We need new mechanisms and new laws to protect investors in the Internet age. It is clear from the Madoff Scandal that the current laws are inadequate. They are also based on a model centuries old. Direct contact between investors and entrepreneurs is desirable and valuable. Intermediaries like Madoff, CITI and AIG are not. The current structure restricts the process of asking for investment and empowers those intermediaries..

Disintermediation would help remove some barriers to capital investment in small companies. It would also open the door for a lot of thieves if it is not carefully managed and regulated. There is always room for regulators to review transactions before money exchanges hands. That makes it possible to solicit investment without running into arcane rules before you are ready to take any investor's money. Those rules force inventors and entrepreneurs to use intermediaries to raise capital. That system is broken and needs to be replaced.

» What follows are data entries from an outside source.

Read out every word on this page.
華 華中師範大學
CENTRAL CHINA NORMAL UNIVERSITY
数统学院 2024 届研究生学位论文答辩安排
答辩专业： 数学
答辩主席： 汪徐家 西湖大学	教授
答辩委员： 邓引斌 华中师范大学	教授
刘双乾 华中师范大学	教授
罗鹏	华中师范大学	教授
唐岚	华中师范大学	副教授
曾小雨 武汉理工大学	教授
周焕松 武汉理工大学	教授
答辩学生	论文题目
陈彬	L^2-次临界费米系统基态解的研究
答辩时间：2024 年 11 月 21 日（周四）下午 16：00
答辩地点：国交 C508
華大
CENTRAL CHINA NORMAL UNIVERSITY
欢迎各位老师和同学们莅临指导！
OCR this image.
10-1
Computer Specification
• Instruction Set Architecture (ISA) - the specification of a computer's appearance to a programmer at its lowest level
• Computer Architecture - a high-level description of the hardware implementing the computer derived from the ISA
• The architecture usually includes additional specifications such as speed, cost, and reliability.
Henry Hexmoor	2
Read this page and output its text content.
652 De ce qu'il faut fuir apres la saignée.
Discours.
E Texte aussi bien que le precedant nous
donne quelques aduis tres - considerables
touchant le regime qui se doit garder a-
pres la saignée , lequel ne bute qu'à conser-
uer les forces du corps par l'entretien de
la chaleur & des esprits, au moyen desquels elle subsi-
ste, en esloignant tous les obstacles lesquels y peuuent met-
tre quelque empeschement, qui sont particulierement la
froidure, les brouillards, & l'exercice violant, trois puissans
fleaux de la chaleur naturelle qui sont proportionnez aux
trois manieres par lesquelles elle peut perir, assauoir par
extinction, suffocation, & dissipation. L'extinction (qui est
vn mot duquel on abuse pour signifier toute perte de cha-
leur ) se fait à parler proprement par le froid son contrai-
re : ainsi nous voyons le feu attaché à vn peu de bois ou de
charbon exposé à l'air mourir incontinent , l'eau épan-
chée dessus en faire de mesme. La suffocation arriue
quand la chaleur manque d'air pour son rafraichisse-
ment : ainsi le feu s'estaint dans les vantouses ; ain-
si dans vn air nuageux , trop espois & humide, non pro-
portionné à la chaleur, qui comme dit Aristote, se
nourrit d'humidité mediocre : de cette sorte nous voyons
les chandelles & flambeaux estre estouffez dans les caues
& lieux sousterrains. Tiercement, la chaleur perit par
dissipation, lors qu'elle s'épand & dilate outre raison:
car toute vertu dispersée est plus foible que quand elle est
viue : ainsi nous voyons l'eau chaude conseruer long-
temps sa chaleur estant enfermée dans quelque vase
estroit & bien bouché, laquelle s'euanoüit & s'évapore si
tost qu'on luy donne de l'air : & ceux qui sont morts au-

It is not the entrepreneur that represents the problem but the intermediary in today's market. The way to get the money moving again is to open up a new direct link between the Entrepreneur, the inventor and the public. 

Finally the nature of banking itself needs to be reviewed by people who think outside the economic box in which these institutions became too powerful to fail. We badly need to quickly disperse the power that has accrued in the hands of these institutions like AIG. Some people from far outside the current investment system are needed to think our way into a world where exponential growth in new industries will need funding. You might try what was used in weapons development in WWII, a group of Science Fiction writers who are also entrepreneurs and inventors and scientists could bring a lot to this party.

Industries like robotics, and genomics, and nanotechnology can be adequately funded and supported through the actions of millions of individual investors . That can be done without the intermediation of institutions that suck all of the value out of those investments before the small investor or depositor sees a dime of return. These industries will form the base for a new economy that is badly needed to rebuild our system of sound creation and distribution of wealth.

One more thing. We need to take the thieves out of the system and keep removing them constantly. That is a job for government and will always need to be done. We need better government insurance for small investors against theft if they follow the regulatory standards. We need less government insurance for major institutions that have been in league with the thieves whether wittingly or unwittingly. That is a short list of how to get the money out from under the mattresses. Thank you for listening.